Can you believe it? I actually got myself out of bed this morning at 5:00 am for some sunrise photography at Stockdale Park on Tuttle Creek Lake. Actually the alarm started going off at 5:00, I think I actually got out of bed around 5:30, but that is still pretty good for me! I was meeting some photographers from one of my photography classes and I was hoping for good conditions and mother nature didn’t disappoint.
I do a lot of photography at Stockdale Park, normally at the end of the cove farthest from the lake where several dead trees are just inside the water line when the water levels are low. That was the location that I had in mind this morning, but the sunrise was too far to the north to shine down the length of the cove. This meant we had to shoot at the lake end of the cove. The first few photographs I made were of rocks well up on the shoreline as foreground elements with the pre-sunrise sky in the back. These rocks had interesting textures to them, but as you can see in the photograph above, they didn’t stand out well from the other rocks on the shore. To my eye, the large rock in the foreground was very noticeable mainly because I had my attention focused on it. But when photographed it is lost in the clutter of the shoreline. Cameras can’t focus their “attention” like we can, they record everything in a scene with equal importance.
In order to make the rocks more interesting foreground subjects, I needed to move closer to the edge of the lake where I could isolate rocks out in the water. By this time the sun had started to rise above the far horizon and the light was getting much better. The sky was considerably brighter than the foreground and my camera was not capable of recording this range of light with one photograph, either I had to choose the sky like I could see it with the foreground dark or the foreground like I could see it but with the sky severely over exposed. The solution? Either using a split neutral density filter or taking multiple exposures and merging them into an HDR image. The photograph above is an HDR of 4 exposures.

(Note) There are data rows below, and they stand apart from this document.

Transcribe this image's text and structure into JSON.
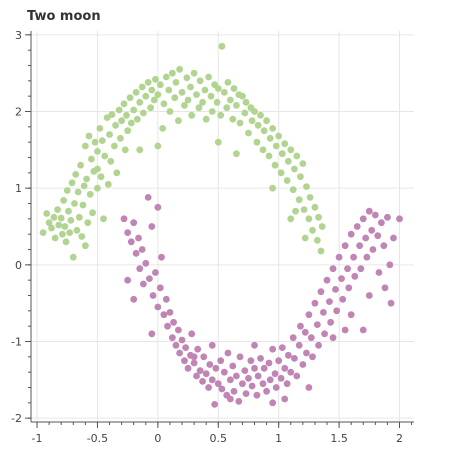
{
  "chart_data": {
    "type": "scatter",
    "title": "Two moon",
    "xlabel": "",
    "ylabel": "",
    "xlim": [
      -1.05,
      2.12
    ],
    "ylim": [
      -2.05,
      3.05
    ],
    "x_ticks": [
      -1,
      -0.5,
      0,
      0.5,
      1,
      1.5,
      2
    ],
    "x_tick_labels": [
      "-1",
      "-0.5",
      "0",
      "0.5",
      "1",
      "1.5",
      "2"
    ],
    "y_ticks": [
      -2,
      -1,
      0,
      1,
      2,
      3
    ],
    "y_tick_labels": [
      "-2",
      "-1",
      "0",
      "1",
      "2",
      "3"
    ],
    "grid": true,
    "legend": "none",
    "series": [
      {
        "color": "#b2d491",
        "points": [
          [
            -0.95,
            0.42
          ],
          [
            -0.92,
            0.67
          ],
          [
            -0.9,
            0.55
          ],
          [
            -0.88,
            0.48
          ],
          [
            -0.86,
            0.62
          ],
          [
            -0.85,
            0.35
          ],
          [
            -0.83,
            0.72
          ],
          [
            -0.82,
            0.52
          ],
          [
            -0.8,
            0.61
          ],
          [
            -0.79,
            0.4
          ],
          [
            -0.78,
            0.84
          ],
          [
            -0.77,
            0.5
          ],
          [
            -0.76,
            0.3
          ],
          [
            -0.75,
            0.97
          ],
          [
            -0.74,
            0.7
          ],
          [
            -0.73,
            0.42
          ],
          [
            -0.72,
            0.58
          ],
          [
            -0.71,
            1.07
          ],
          [
            -0.7,
            0.1
          ],
          [
            -0.69,
            0.8
          ],
          [
            -0.68,
            1.18
          ],
          [
            -0.67,
            0.45
          ],
          [
            -0.66,
            0.95
          ],
          [
            -0.65,
            0.62
          ],
          [
            -0.64,
            1.3
          ],
          [
            -0.63,
            0.37
          ],
          [
            -0.62,
            0.78
          ],
          [
            -0.61,
            1.03
          ],
          [
            -0.6,
            1.55
          ],
          [
            -0.6,
            0.25
          ],
          [
            -0.59,
            1.12
          ],
          [
            -0.58,
            0.55
          ],
          [
            -0.57,
            1.68
          ],
          [
            -0.56,
            0.92
          ],
          [
            -0.55,
            1.38
          ],
          [
            -0.54,
            0.68
          ],
          [
            -0.53,
            1.22
          ],
          [
            -0.52,
            1.6
          ],
          [
            -0.5,
            1.0
          ],
          [
            -0.5,
            1.48
          ],
          [
            -0.48,
            1.78
          ],
          [
            -0.47,
            1.15
          ],
          [
            -0.46,
            1.62
          ],
          [
            -0.45,
            0.6
          ],
          [
            -0.44,
            1.42
          ],
          [
            -0.42,
            1.92
          ],
          [
            -0.41,
            1.05
          ],
          [
            -0.4,
            1.7
          ],
          [
            -0.39,
            1.35
          ],
          [
            -0.38,
            1.96
          ],
          [
            -0.36,
            1.55
          ],
          [
            -0.35,
            1.82
          ],
          [
            -0.34,
            1.2
          ],
          [
            -0.32,
            2.02
          ],
          [
            -0.31,
            1.65
          ],
          [
            -0.3,
            1.88
          ],
          [
            -0.28,
            2.1
          ],
          [
            -0.27,
            1.5
          ],
          [
            -0.26,
            1.95
          ],
          [
            -0.25,
            1.75
          ],
          [
            -0.23,
            2.18
          ],
          [
            -0.22,
            1.85
          ],
          [
            -0.2,
            2.02
          ],
          [
            -0.18,
            2.25
          ],
          [
            -0.17,
            1.9
          ],
          [
            -0.15,
            2.12
          ],
          [
            -0.13,
            2.32
          ],
          [
            -0.12,
            1.98
          ],
          [
            -0.1,
            2.2
          ],
          [
            -0.08,
            2.38
          ],
          [
            -0.06,
            2.05
          ],
          [
            -0.05,
            2.28
          ],
          [
            -0.03,
            2.15
          ],
          [
            -0.02,
            2.42
          ],
          [
            0.0,
            1.55
          ],
          [
            0.0,
            2.22
          ],
          [
            0.02,
            2.35
          ],
          [
            0.04,
            1.78
          ],
          [
            0.05,
            2.1
          ],
          [
            0.07,
            2.45
          ],
          [
            0.09,
            2.28
          ],
          [
            0.1,
            2.0
          ],
          [
            0.12,
            2.5
          ],
          [
            0.14,
            2.18
          ],
          [
            0.15,
            2.38
          ],
          [
            0.17,
            1.88
          ],
          [
            0.18,
            2.55
          ],
          [
            0.2,
            2.25
          ],
          [
            0.22,
            2.08
          ],
          [
            0.24,
            2.44
          ],
          [
            0.25,
            2.15
          ],
          [
            0.27,
            2.32
          ],
          [
            0.28,
            1.95
          ],
          [
            0.3,
            2.5
          ],
          [
            0.32,
            2.22
          ],
          [
            0.34,
            2.05
          ],
          [
            0.35,
            2.4
          ],
          [
            0.37,
            2.12
          ],
          [
            0.39,
            2.28
          ],
          [
            0.4,
            1.9
          ],
          [
            0.42,
            2.45
          ],
          [
            0.44,
            2.2
          ],
          [
            0.45,
            2.0
          ],
          [
            0.47,
            2.35
          ],
          [
            0.49,
            2.12
          ],
          [
            0.5,
            2.3
          ],
          [
            0.52,
            1.95
          ],
          [
            0.53,
            2.85
          ],
          [
            0.55,
            2.25
          ],
          [
            0.57,
            2.05
          ],
          [
            0.58,
            2.38
          ],
          [
            0.6,
            2.15
          ],
          [
            0.62,
            1.9
          ],
          [
            0.63,
            2.3
          ],
          [
            0.65,
            2.08
          ],
          [
            0.67,
            2.22
          ],
          [
            0.68,
            1.85
          ],
          [
            0.7,
            2.2
          ],
          [
            0.72,
            1.98
          ],
          [
            0.73,
            2.12
          ],
          [
            0.75,
            1.72
          ],
          [
            0.77,
            2.05
          ],
          [
            0.78,
            1.88
          ],
          [
            0.8,
            2.0
          ],
          [
            0.82,
            1.6
          ],
          [
            0.83,
            1.82
          ],
          [
            0.85,
            1.95
          ],
          [
            0.87,
            1.5
          ],
          [
            0.88,
            1.75
          ],
          [
            0.9,
            1.88
          ],
          [
            0.92,
            1.42
          ],
          [
            0.93,
            1.65
          ],
          [
            0.95,
            1.78
          ],
          [
            0.97,
            1.3
          ],
          [
            0.98,
            1.55
          ],
          [
            1.0,
            1.68
          ],
          [
            1.02,
            1.2
          ],
          [
            1.03,
            1.45
          ],
          [
            1.05,
            1.58
          ],
          [
            1.07,
            1.1
          ],
          [
            1.08,
            1.35
          ],
          [
            1.1,
            1.5
          ],
          [
            1.12,
            0.98
          ],
          [
            1.13,
            1.25
          ],
          [
            1.15,
            1.42
          ],
          [
            1.17,
            0.85
          ],
          [
            1.18,
            1.15
          ],
          [
            1.2,
            1.32
          ],
          [
            1.21,
            0.72
          ],
          [
            1.23,
            1.02
          ],
          [
            1.25,
            0.6
          ],
          [
            1.26,
            0.88
          ],
          [
            1.28,
            0.45
          ],
          [
            1.3,
            0.75
          ],
          [
            1.32,
            0.32
          ],
          [
            1.33,
            0.62
          ],
          [
            1.35,
            0.18
          ],
          [
            1.36,
            0.5
          ],
          [
            1.1,
            0.6
          ],
          [
            1.22,
            0.35
          ],
          [
            0.65,
            1.45
          ],
          [
            -0.15,
            1.5
          ],
          [
            -0.5,
            1.25
          ],
          [
            0.5,
            1.6
          ],
          [
            0.95,
            1.0
          ],
          [
            1.14,
            0.7
          ]
        ]
      },
      {
        "color": "#c084b5",
        "points": [
          [
            -0.28,
            0.6
          ],
          [
            -0.25,
            0.42
          ],
          [
            -0.22,
            0.3
          ],
          [
            -0.2,
            0.55
          ],
          [
            -0.18,
            0.15
          ],
          [
            -0.16,
            0.35
          ],
          [
            -0.15,
            -0.05
          ],
          [
            -0.13,
            0.2
          ],
          [
            -0.12,
            -0.25
          ],
          [
            -0.1,
            0.02
          ],
          [
            -0.08,
            0.88
          ],
          [
            -0.07,
            -0.18
          ],
          [
            -0.05,
            0.5
          ],
          [
            -0.04,
            -0.4
          ],
          [
            -0.02,
            -0.1
          ],
          [
            0.0,
            0.75
          ],
          [
            0.0,
            -0.55
          ],
          [
            0.02,
            -0.3
          ],
          [
            0.03,
            0.1
          ],
          [
            0.05,
            -0.65
          ],
          [
            0.07,
            -0.45
          ],
          [
            0.08,
            -0.8
          ],
          [
            0.1,
            -0.62
          ],
          [
            0.12,
            -0.95
          ],
          [
            0.13,
            -0.75
          ],
          [
            0.15,
            -1.05
          ],
          [
            0.17,
            -0.85
          ],
          [
            0.18,
            -1.15
          ],
          [
            0.2,
            -0.98
          ],
          [
            0.22,
            -1.25
          ],
          [
            0.23,
            -1.08
          ],
          [
            0.25,
            -1.35
          ],
          [
            0.27,
            -1.18
          ],
          [
            0.28,
            -0.9
          ],
          [
            0.3,
            -1.28
          ],
          [
            0.32,
            -1.45
          ],
          [
            0.33,
            -1.1
          ],
          [
            0.35,
            -1.38
          ],
          [
            0.37,
            -1.52
          ],
          [
            0.38,
            -1.2
          ],
          [
            0.4,
            -1.42
          ],
          [
            0.42,
            -1.6
          ],
          [
            0.43,
            -1.3
          ],
          [
            0.45,
            -1.5
          ],
          [
            0.47,
            -1.82
          ],
          [
            0.48,
            -1.35
          ],
          [
            0.5,
            -1.55
          ],
          [
            0.52,
            -1.25
          ],
          [
            0.53,
            -1.62
          ],
          [
            0.55,
            -1.4
          ],
          [
            0.57,
            -1.7
          ],
          [
            0.58,
            -1.15
          ],
          [
            0.6,
            -1.5
          ],
          [
            0.62,
            -1.32
          ],
          [
            0.63,
            -1.65
          ],
          [
            0.65,
            -1.45
          ],
          [
            0.67,
            -1.78
          ],
          [
            0.68,
            -1.2
          ],
          [
            0.7,
            -1.55
          ],
          [
            0.72,
            -1.38
          ],
          [
            0.73,
            -1.68
          ],
          [
            0.75,
            -1.48
          ],
          [
            0.77,
            -1.25
          ],
          [
            0.78,
            -1.58
          ],
          [
            0.8,
            -1.35
          ],
          [
            0.82,
            -1.7
          ],
          [
            0.83,
            -1.45
          ],
          [
            0.85,
            -1.22
          ],
          [
            0.87,
            -1.55
          ],
          [
            0.88,
            -1.35
          ],
          [
            0.9,
            -1.65
          ],
          [
            0.92,
            -1.28
          ],
          [
            0.93,
            -1.5
          ],
          [
            0.95,
            -1.1
          ],
          [
            0.97,
            -1.42
          ],
          [
            0.98,
            -1.6
          ],
          [
            1.0,
            -1.25
          ],
          [
            1.02,
            -1.48
          ],
          [
            1.03,
            -1.08
          ],
          [
            1.05,
            -1.35
          ],
          [
            1.07,
            -1.55
          ],
          [
            1.08,
            -1.18
          ],
          [
            1.1,
            -1.4
          ],
          [
            1.12,
            -0.95
          ],
          [
            1.13,
            -1.22
          ],
          [
            1.15,
            -1.45
          ],
          [
            1.17,
            -1.05
          ],
          [
            1.18,
            -0.8
          ],
          [
            1.2,
            -1.3
          ],
          [
            1.22,
            -0.88
          ],
          [
            1.23,
            -1.15
          ],
          [
            1.25,
            -0.65
          ],
          [
            1.27,
            -0.95
          ],
          [
            1.28,
            -1.2
          ],
          [
            1.3,
            -0.5
          ],
          [
            1.32,
            -0.78
          ],
          [
            1.33,
            -1.05
          ],
          [
            1.35,
            -0.35
          ],
          [
            1.37,
            -0.62
          ],
          [
            1.38,
            -0.9
          ],
          [
            1.4,
            -0.2
          ],
          [
            1.42,
            -0.48
          ],
          [
            1.43,
            -0.75
          ],
          [
            1.45,
            -0.05
          ],
          [
            1.47,
            -0.32
          ],
          [
            1.48,
            -0.6
          ],
          [
            1.5,
            0.1
          ],
          [
            1.52,
            -0.18
          ],
          [
            1.53,
            -0.45
          ],
          [
            1.55,
            0.25
          ],
          [
            1.57,
            -0.05
          ],
          [
            1.58,
            -0.3
          ],
          [
            1.6,
            0.4
          ],
          [
            1.62,
            0.1
          ],
          [
            1.63,
            -0.15
          ],
          [
            1.65,
            0.5
          ],
          [
            1.67,
            0.25
          ],
          [
            1.68,
            -0.05
          ],
          [
            1.7,
            0.6
          ],
          [
            1.72,
            0.35
          ],
          [
            1.73,
            0.1
          ],
          [
            1.75,
            0.7
          ],
          [
            1.77,
            0.45
          ],
          [
            1.78,
            0.2
          ],
          [
            1.8,
            0.65
          ],
          [
            1.82,
            0.38
          ],
          [
            1.83,
            -0.1
          ],
          [
            1.85,
            0.55
          ],
          [
            1.87,
            0.25
          ],
          [
            1.88,
            -0.3
          ],
          [
            1.9,
            0.62
          ],
          [
            1.92,
            0.0
          ],
          [
            1.93,
            -0.5
          ],
          [
            1.95,
            0.35
          ],
          [
            2.0,
            0.6
          ],
          [
            1.55,
            -0.85
          ],
          [
            1.45,
            -0.95
          ],
          [
            1.25,
            -1.6
          ],
          [
            1.05,
            -1.75
          ],
          [
            0.6,
            -1.75
          ],
          [
            0.3,
            -1.2
          ],
          [
            -0.05,
            -0.9
          ],
          [
            -0.25,
            -0.2
          ],
          [
            0.8,
            -1.05
          ],
          [
            1.6,
            -0.65
          ],
          [
            1.7,
            -0.85
          ],
          [
            1.75,
            -0.4
          ],
          [
            0.95,
            -1.8
          ],
          [
            0.45,
            -1.05
          ],
          [
            -0.2,
            -0.45
          ]
        ]
      }
    ]
  }
}
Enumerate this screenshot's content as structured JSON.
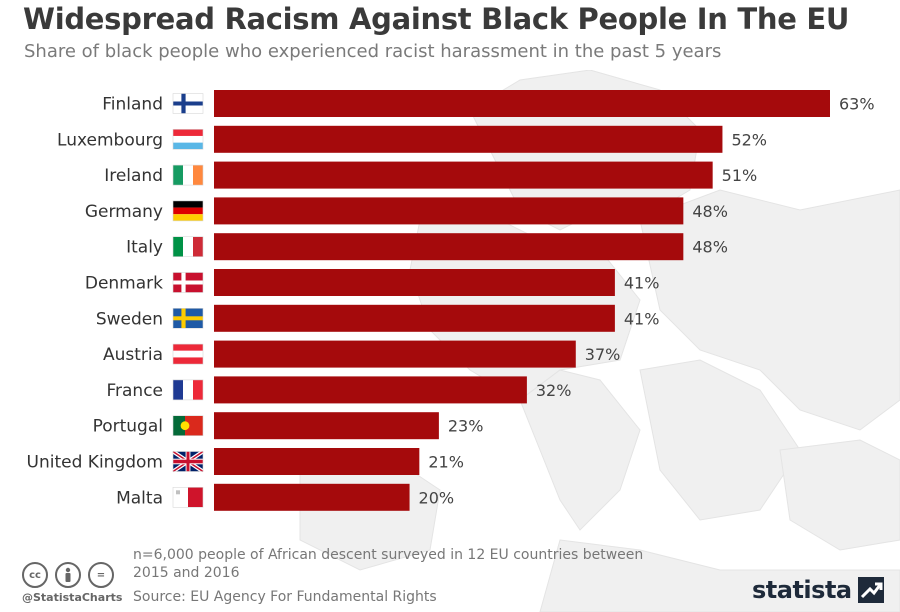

I continued to move around the shoreline looking for interesting groupings of rocks to photograph as foreground elements in combination with the beautiful sunrise in the background. The rocks in the photograph above made me think of stepping stones out into the lake. Again due to the extreme contrast range in this scene an HDR photograph was needed in order for me to make the photograph I wanted.
So why spend time searching along the shoreline for interesting rocks to use as foreground elements? Well mainly because I liked the rocks and I like wide angle photographs with really strong, interesting foreground objects. Photographs composed this way have a strong sense of ‘depth’, which is important if your goal is to re-create a sense of the 3D world in a 2D photograph. Compare the previous 2 photographs to the one above of just the lake with no obvious foreground subject. There isn’t anything ‘wrong’ with the photograph “Just the Lake” but it does lack a sense of depth, it is ‘flat’. Personally I don’t find it nearly as interesting as the photographs with the rocks and the lake. In situations like this with really beautiful dramatic light, I can usually be found intensely searching for an interesting foreground subject. Without something strong in the foreground, this kind of landscape photograph just isn’t as interesting as it could be.
We finished off sunrise at Stockdale by moving back inland along the cove hoping to find some interesting clouds above the dead trees I mentioned earlier, but it wasn’t to be. We were treated to a nice showing of crepuscular rays, sometimes called sunbeams, Jacob’s ladder, God rays, etc. Not a bad way to end sunrise on the lake!
Every time I have managed to get myself up early for sunrise photography at Stockdale Park I have come away with some great photographs. One of these days I just might manage to become a morning person if this keeps up!